UAE Threatens To Walk Away From $23 Billion US Arms Deal

As China scrambles to build more aircraft carriers and other munitions systems that can deliver its hypersonic missiles (which have become a major point of contention since the missiles are more advanced than any US weapons system, and also cannot be stopped), it appears more countries are having second thoughts about buying American weapons systems, and perhaps giving China’s offerings a second thought.

According to WSJ, the UAE is reportedly thinking about walking away from a massive arms deal that would have seen the tiny Gulf state supplied with $23 billion in aircraft, drones and missiles, including the F-35, Reaper drones and other advanced munitions.

The reasoning given by WSJ for the decision to abandon the deal was that the protective measures demanded by the US to stop Chinese spies from stealing the technology from the UAE were apparently too onerous for Abu Dhabi.

Then again, it’s unclear whether the $23 billion arms deal, inked in the final days of the Trump administration, is actually dead, or whether this is a bargaining tactic by the Emiratis on the eve of a planned visit Wednesday by a high-level UAE military delegation to the Pentagon for two days of talks.

The letter informing the Pentagon about the UAE’s plans for abandoning the deal was written by a relatively junior government official, creating the impression – according to WSJ’s sources – that the move is a bargaining tactic. But although the US has legitimate concerns about the tech falling into the wrong hands, Lockheed Martin and the Pentagon both have good reasons for trying to save the deal.

Still, the US has become increasingly concerned about Beijing’s growing influence both within the UAE and among its neighboring Gulf states. The fifth generation fighter jet technology cost the US a small fortune to develop, and few want to risk simply allowing the technology to fall into China’s hands.
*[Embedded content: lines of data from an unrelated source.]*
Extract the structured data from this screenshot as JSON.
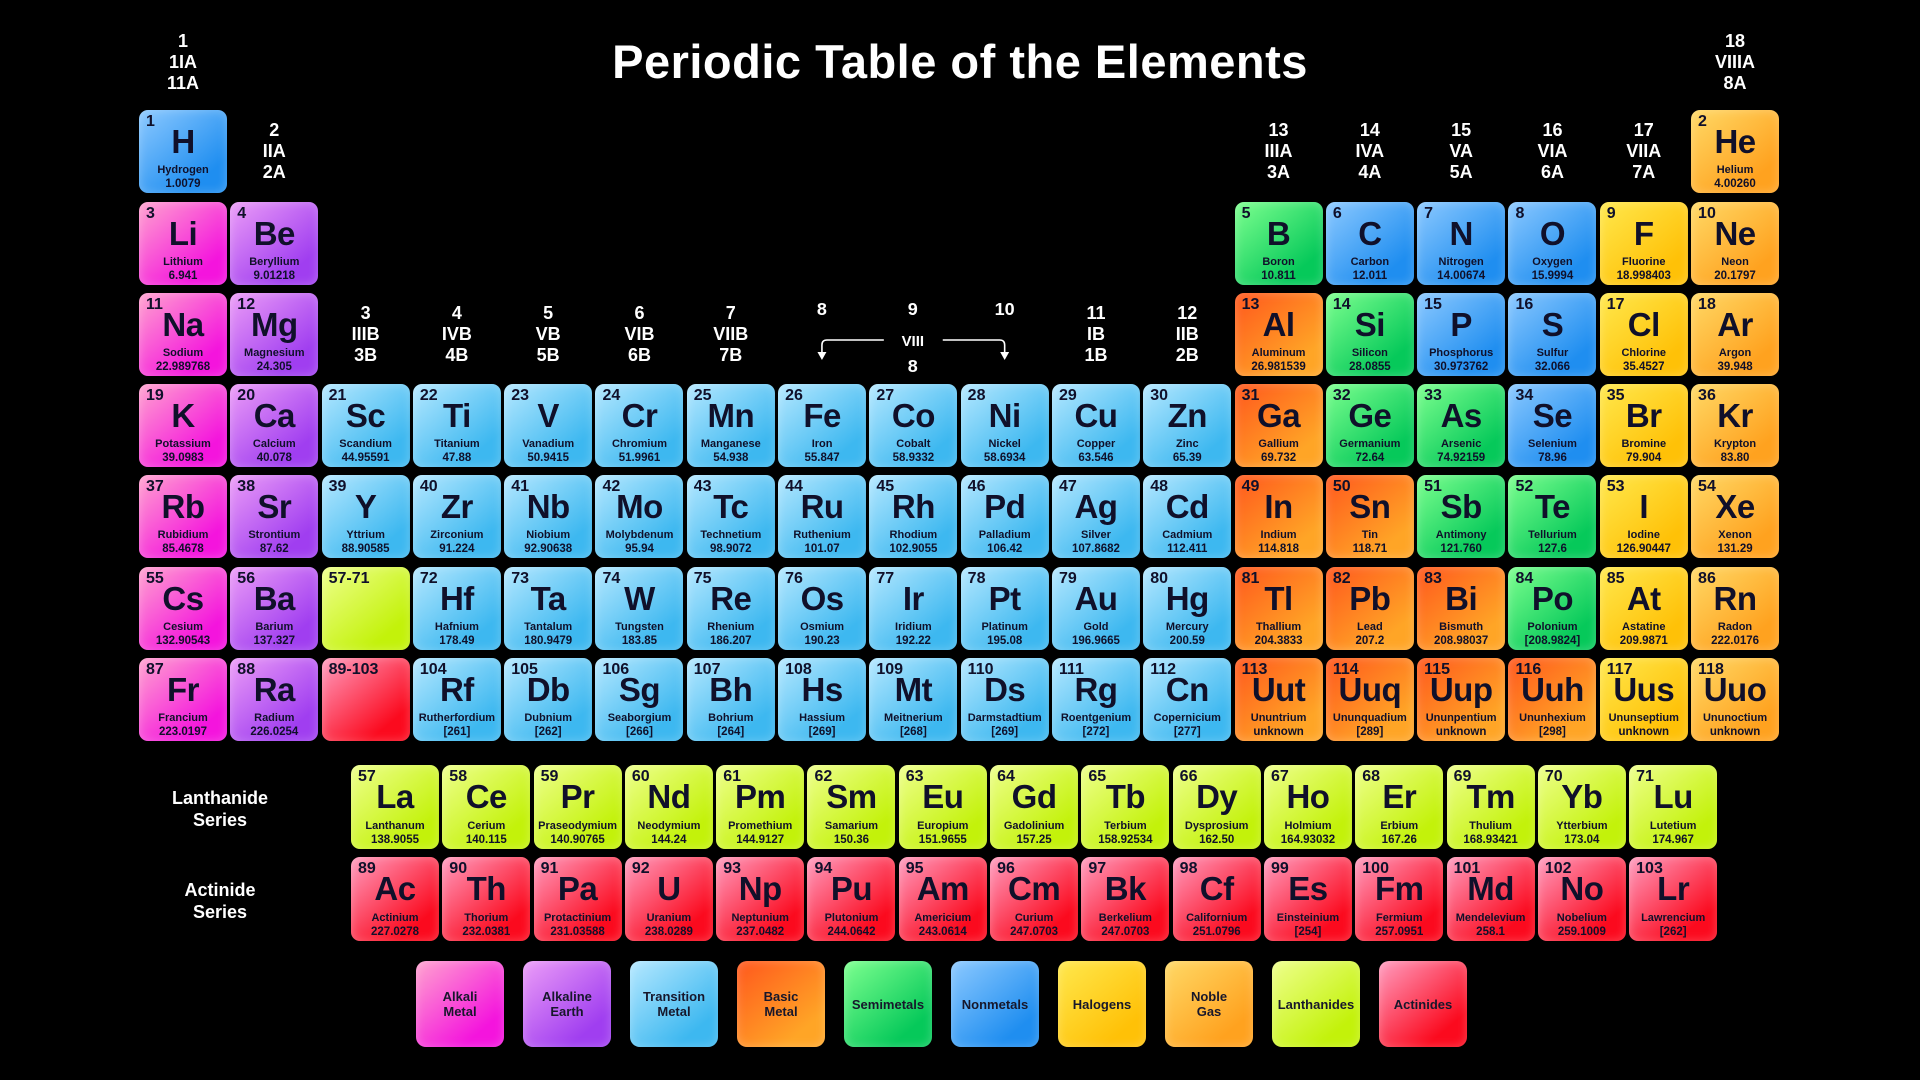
{
  "title": "Periodic Table of the Elements",
  "series_labels": {
    "lanthanide": "Lanthanide\nSeries",
    "actinide": "Actinide\nSeries"
  },
  "bracket": {
    "n8": "8",
    "n9": "9",
    "n10": "10",
    "label": "VIII",
    "sub": "8"
  },
  "category_colors": {
    "alkali": [
      "#ffa3cf",
      "#f414dd"
    ],
    "alkaline": [
      "#ec9df7",
      "#a03ef0"
    ],
    "transition": [
      "#b5e8ff",
      "#3db8f0"
    ],
    "basic": [
      "#ff571d",
      "#ffa526"
    ],
    "semimetal": [
      "#7dff8f",
      "#06c95a"
    ],
    "nonmetal": [
      "#8cc9ff",
      "#1f8ef0"
    ],
    "halogen": [
      "#ffe84d",
      "#ffc107"
    ],
    "noble": [
      "#ffd966",
      "#ffa21f"
    ],
    "lanthanide": [
      "#eeff8c",
      "#c3f20a"
    ],
    "actinide": [
      "#ff9dc0",
      "#fb0a1e"
    ]
  },
  "group_headers": [
    {
      "col": 1,
      "grow": 1,
      "lines": "1\n1IA\n11A"
    },
    {
      "col": 18,
      "grow": 1,
      "lines": "18\nVIIIA\n8A"
    },
    {
      "col": 2,
      "grow": 2,
      "lines": "2\nIIA\n2A"
    },
    {
      "col": 13,
      "grow": 2,
      "lines": "13\nIIIA\n3A"
    },
    {
      "col": 14,
      "grow": 2,
      "lines": "14\nIVA\n4A"
    },
    {
      "col": 15,
      "grow": 2,
      "lines": "15\nVA\n5A"
    },
    {
      "col": 16,
      "grow": 2,
      "lines": "16\nVIA\n6A"
    },
    {
      "col": 17,
      "grow": 2,
      "lines": "17\nVIIA\n7A"
    },
    {
      "col": 3,
      "grow": 4,
      "lines": "3\nIIIB\n3B"
    },
    {
      "col": 4,
      "grow": 4,
      "lines": "4\nIVB\n4B"
    },
    {
      "col": 5,
      "grow": 4,
      "lines": "5\nVB\n5B"
    },
    {
      "col": 6,
      "grow": 4,
      "lines": "6\nVIB\n6B"
    },
    {
      "col": 7,
      "grow": 4,
      "lines": "7\nVIIB\n7B"
    },
    {
      "col": 11,
      "grow": 4,
      "lines": "11\nIB\n1B"
    },
    {
      "col": 12,
      "grow": 4,
      "lines": "12\nIIB\n2B"
    }
  ],
  "elements": [
    [
      1,
      "H",
      "Hydrogen",
      "1.0079",
      1,
      1,
      "nonmetal"
    ],
    [
      2,
      "He",
      "Helium",
      "4.00260",
      1,
      18,
      "noble"
    ],
    [
      3,
      "Li",
      "Lithium",
      "6.941",
      2,
      1,
      "alkali"
    ],
    [
      4,
      "Be",
      "Beryllium",
      "9.01218",
      2,
      2,
      "alkaline"
    ],
    [
      5,
      "B",
      "Boron",
      "10.811",
      2,
      13,
      "semimetal"
    ],
    [
      6,
      "C",
      "Carbon",
      "12.011",
      2,
      14,
      "nonmetal"
    ],
    [
      7,
      "N",
      "Nitrogen",
      "14.00674",
      2,
      15,
      "nonmetal"
    ],
    [
      8,
      "O",
      "Oxygen",
      "15.9994",
      2,
      16,
      "nonmetal"
    ],
    [
      9,
      "F",
      "Fluorine",
      "18.998403",
      2,
      17,
      "halogen"
    ],
    [
      10,
      "Ne",
      "Neon",
      "20.1797",
      2,
      18,
      "noble"
    ],
    [
      11,
      "Na",
      "Sodium",
      "22.989768",
      3,
      1,
      "alkali"
    ],
    [
      12,
      "Mg",
      "Magnesium",
      "24.305",
      3,
      2,
      "alkaline"
    ],
    [
      13,
      "Al",
      "Aluminum",
      "26.981539",
      3,
      13,
      "basic"
    ],
    [
      14,
      "Si",
      "Silicon",
      "28.0855",
      3,
      14,
      "semimetal"
    ],
    [
      15,
      "P",
      "Phosphorus",
      "30.973762",
      3,
      15,
      "nonmetal"
    ],
    [
      16,
      "S",
      "Sulfur",
      "32.066",
      3,
      16,
      "nonmetal"
    ],
    [
      17,
      "Cl",
      "Chlorine",
      "35.4527",
      3,
      17,
      "halogen"
    ],
    [
      18,
      "Ar",
      "Argon",
      "39.948",
      3,
      18,
      "noble"
    ],
    [
      19,
      "K",
      "Potassium",
      "39.0983",
      4,
      1,
      "alkali"
    ],
    [
      20,
      "Ca",
      "Calcium",
      "40.078",
      4,
      2,
      "alkaline"
    ],
    [
      21,
      "Sc",
      "Scandium",
      "44.95591",
      4,
      3,
      "transition"
    ],
    [
      22,
      "Ti",
      "Titanium",
      "47.88",
      4,
      4,
      "transition"
    ],
    [
      23,
      "V",
      "Vanadium",
      "50.9415",
      4,
      5,
      "transition"
    ],
    [
      24,
      "Cr",
      "Chromium",
      "51.9961",
      4,
      6,
      "transition"
    ],
    [
      25,
      "Mn",
      "Manganese",
      "54.938",
      4,
      7,
      "transition"
    ],
    [
      26,
      "Fe",
      "Iron",
      "55.847",
      4,
      8,
      "transition"
    ],
    [
      27,
      "Co",
      "Cobalt",
      "58.9332",
      4,
      9,
      "transition"
    ],
    [
      28,
      "Ni",
      "Nickel",
      "58.6934",
      4,
      10,
      "transition"
    ],
    [
      29,
      "Cu",
      "Copper",
      "63.546",
      4,
      11,
      "transition"
    ],
    [
      30,
      "Zn",
      "Zinc",
      "65.39",
      4,
      12,
      "transition"
    ],
    [
      31,
      "Ga",
      "Gallium",
      "69.732",
      4,
      13,
      "basic"
    ],
    [
      32,
      "Ge",
      "Germanium",
      "72.64",
      4,
      14,
      "semimetal"
    ],
    [
      33,
      "As",
      "Arsenic",
      "74.92159",
      4,
      15,
      "semimetal"
    ],
    [
      34,
      "Se",
      "Selenium",
      "78.96",
      4,
      16,
      "nonmetal"
    ],
    [
      35,
      "Br",
      "Bromine",
      "79.904",
      4,
      17,
      "halogen"
    ],
    [
      36,
      "Kr",
      "Krypton",
      "83.80",
      4,
      18,
      "noble"
    ],
    [
      37,
      "Rb",
      "Rubidium",
      "85.4678",
      5,
      1,
      "alkali"
    ],
    [
      38,
      "Sr",
      "Strontium",
      "87.62",
      5,
      2,
      "alkaline"
    ],
    [
      39,
      "Y",
      "Yttrium",
      "88.90585",
      5,
      3,
      "transition"
    ],
    [
      40,
      "Zr",
      "Zirconium",
      "91.224",
      5,
      4,
      "transition"
    ],
    [
      41,
      "Nb",
      "Niobium",
      "92.90638",
      5,
      5,
      "transition"
    ],
    [
      42,
      "Mo",
      "Molybdenum",
      "95.94",
      5,
      6,
      "transition"
    ],
    [
      43,
      "Tc",
      "Technetium",
      "98.9072",
      5,
      7,
      "transition"
    ],
    [
      44,
      "Ru",
      "Ruthenium",
      "101.07",
      5,
      8,
      "transition"
    ],
    [
      45,
      "Rh",
      "Rhodium",
      "102.9055",
      5,
      9,
      "transition"
    ],
    [
      46,
      "Pd",
      "Palladium",
      "106.42",
      5,
      10,
      "transition"
    ],
    [
      47,
      "Ag",
      "Silver",
      "107.8682",
      5,
      11,
      "transition"
    ],
    [
      48,
      "Cd",
      "Cadmium",
      "112.411",
      5,
      12,
      "transition"
    ],
    [
      49,
      "In",
      "Indium",
      "114.818",
      5,
      13,
      "basic"
    ],
    [
      50,
      "Sn",
      "Tin",
      "118.71",
      5,
      14,
      "basic"
    ],
    [
      51,
      "Sb",
      "Antimony",
      "121.760",
      5,
      15,
      "semimetal"
    ],
    [
      52,
      "Te",
      "Tellurium",
      "127.6",
      5,
      16,
      "semimetal"
    ],
    [
      53,
      "I",
      "Iodine",
      "126.90447",
      5,
      17,
      "halogen"
    ],
    [
      54,
      "Xe",
      "Xenon",
      "131.29",
      5,
      18,
      "noble"
    ],
    [
      55,
      "Cs",
      "Cesium",
      "132.90543",
      6,
      1,
      "alkali"
    ],
    [
      56,
      "Ba",
      "Barium",
      "137.327",
      6,
      2,
      "alkaline"
    ],
    [
      "57-71",
      "",
      "",
      "",
      6,
      3,
      "lanthanide"
    ],
    [
      72,
      "Hf",
      "Hafnium",
      "178.49",
      6,
      4,
      "transition"
    ],
    [
      73,
      "Ta",
      "Tantalum",
      "180.9479",
      6,
      5,
      "transition"
    ],
    [
      74,
      "W",
      "Tungsten",
      "183.85",
      6,
      6,
      "transition"
    ],
    [
      75,
      "Re",
      "Rhenium",
      "186.207",
      6,
      7,
      "transition"
    ],
    [
      76,
      "Os",
      "Osmium",
      "190.23",
      6,
      8,
      "transition"
    ],
    [
      77,
      "Ir",
      "Iridium",
      "192.22",
      6,
      9,
      "transition"
    ],
    [
      78,
      "Pt",
      "Platinum",
      "195.08",
      6,
      10,
      "transition"
    ],
    [
      79,
      "Au",
      "Gold",
      "196.9665",
      6,
      11,
      "transition"
    ],
    [
      80,
      "Hg",
      "Mercury",
      "200.59",
      6,
      12,
      "transition"
    ],
    [
      81,
      "Tl",
      "Thallium",
      "204.3833",
      6,
      13,
      "basic"
    ],
    [
      82,
      "Pb",
      "Lead",
      "207.2",
      6,
      14,
      "basic"
    ],
    [
      83,
      "Bi",
      "Bismuth",
      "208.98037",
      6,
      15,
      "basic"
    ],
    [
      84,
      "Po",
      "Polonium",
      "[208.9824]",
      6,
      16,
      "semimetal"
    ],
    [
      85,
      "At",
      "Astatine",
      "209.9871",
      6,
      17,
      "halogen"
    ],
    [
      86,
      "Rn",
      "Radon",
      "222.0176",
      6,
      18,
      "noble"
    ],
    [
      87,
      "Fr",
      "Francium",
      "223.0197",
      7,
      1,
      "alkali"
    ],
    [
      88,
      "Ra",
      "Radium",
      "226.0254",
      7,
      2,
      "alkaline"
    ],
    [
      "89-103",
      "",
      "",
      "",
      7,
      3,
      "actinide"
    ],
    [
      104,
      "Rf",
      "Rutherfordium",
      "[261]",
      7,
      4,
      "transition"
    ],
    [
      105,
      "Db",
      "Dubnium",
      "[262]",
      7,
      5,
      "transition"
    ],
    [
      106,
      "Sg",
      "Seaborgium",
      "[266]",
      7,
      6,
      "transition"
    ],
    [
      107,
      "Bh",
      "Bohrium",
      "[264]",
      7,
      7,
      "transition"
    ],
    [
      108,
      "Hs",
      "Hassium",
      "[269]",
      7,
      8,
      "transition"
    ],
    [
      109,
      "Mt",
      "Meitnerium",
      "[268]",
      7,
      9,
      "transition"
    ],
    [
      110,
      "Ds",
      "Darmstadtium",
      "[269]",
      7,
      10,
      "transition"
    ],
    [
      111,
      "Rg",
      "Roentgenium",
      "[272]",
      7,
      11,
      "transition"
    ],
    [
      112,
      "Cn",
      "Copernicium",
      "[277]",
      7,
      12,
      "transition"
    ],
    [
      113,
      "Uut",
      "Ununtrium",
      "unknown",
      7,
      13,
      "basic"
    ],
    [
      114,
      "Uuq",
      "Ununquadium",
      "[289]",
      7,
      14,
      "basic"
    ],
    [
      115,
      "Uup",
      "Ununpentium",
      "unknown",
      7,
      15,
      "basic"
    ],
    [
      116,
      "Uuh",
      "Ununhexium",
      "[298]",
      7,
      16,
      "basic"
    ],
    [
      117,
      "Uus",
      "Ununseptium",
      "unknown",
      7,
      17,
      "halogen"
    ],
    [
      118,
      "Uuo",
      "Ununoctium",
      "unknown",
      7,
      18,
      "noble"
    ]
  ],
  "lanthanide_series": [
    [
      57,
      "La",
      "Lanthanum",
      "138.9055"
    ],
    [
      58,
      "Ce",
      "Cerium",
      "140.115"
    ],
    [
      59,
      "Pr",
      "Praseodymium",
      "140.90765"
    ],
    [
      60,
      "Nd",
      "Neodymium",
      "144.24"
    ],
    [
      61,
      "Pm",
      "Promethium",
      "144.9127"
    ],
    [
      62,
      "Sm",
      "Samarium",
      "150.36"
    ],
    [
      63,
      "Eu",
      "Europium",
      "151.9655"
    ],
    [
      64,
      "Gd",
      "Gadolinium",
      "157.25"
    ],
    [
      65,
      "Tb",
      "Terbium",
      "158.92534"
    ],
    [
      66,
      "Dy",
      "Dysprosium",
      "162.50"
    ],
    [
      67,
      "Ho",
      "Holmium",
      "164.93032"
    ],
    [
      68,
      "Er",
      "Erbium",
      "167.26"
    ],
    [
      69,
      "Tm",
      "Thulium",
      "168.93421"
    ],
    [
      70,
      "Yb",
      "Ytterbium",
      "173.04"
    ],
    [
      71,
      "Lu",
      "Lutetium",
      "174.967"
    ]
  ],
  "actinide_series": [
    [
      89,
      "Ac",
      "Actinium",
      "227.0278"
    ],
    [
      90,
      "Th",
      "Thorium",
      "232.0381"
    ],
    [
      91,
      "Pa",
      "Protactinium",
      "231.03588"
    ],
    [
      92,
      "U",
      "Uranium",
      "238.0289"
    ],
    [
      93,
      "Np",
      "Neptunium",
      "237.0482"
    ],
    [
      94,
      "Pu",
      "Plutonium",
      "244.0642"
    ],
    [
      95,
      "Am",
      "Americium",
      "243.0614"
    ],
    [
      96,
      "Cm",
      "Curium",
      "247.0703"
    ],
    [
      97,
      "Bk",
      "Berkelium",
      "247.0703"
    ],
    [
      98,
      "Cf",
      "Californium",
      "251.0796"
    ],
    [
      99,
      "Es",
      "Einsteinium",
      "[254]"
    ],
    [
      100,
      "Fm",
      "Fermium",
      "257.0951"
    ],
    [
      101,
      "Md",
      "Mendelevium",
      "258.1"
    ],
    [
      102,
      "No",
      "Nobelium",
      "259.1009"
    ],
    [
      103,
      "Lr",
      "Lawrencium",
      "[262]"
    ]
  ],
  "legend": [
    {
      "key": "alkali",
      "label": "Alkali\nMetal"
    },
    {
      "key": "alkaline",
      "label": "Alkaline\nEarth"
    },
    {
      "key": "transition",
      "label": "Transition\nMetal"
    },
    {
      "key": "basic",
      "label": "Basic\nMetal"
    },
    {
      "key": "semimetal",
      "label": "Semimetals"
    },
    {
      "key": "nonmetal",
      "label": "Nonmetals"
    },
    {
      "key": "halogen",
      "label": "Halogens"
    },
    {
      "key": "noble",
      "label": "Noble\nGas"
    },
    {
      "key": "lanthanide",
      "label": "Lanthanides"
    },
    {
      "key": "actinide",
      "label": "Actinides"
    }
  ]
}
“We remain committed to these sales, and the Emiratis have raised some concerns,” said a U.S. official. “Frankly, we have some questions of our own. This sort of back-and-forth is not unusual for significant arms sales and we are hopeful we can work through these issues and we think the joint military dialogue will give us an opportunity to do so.”

Then again, China’s hypersonic missile test was pretty impressive, as American generals have acknowledged. Could this be the beginning of a major shift in the Gulf where American-made munitions are slowly replaced by weapons systems designed and made in China (with plenty of input from stolen American technology).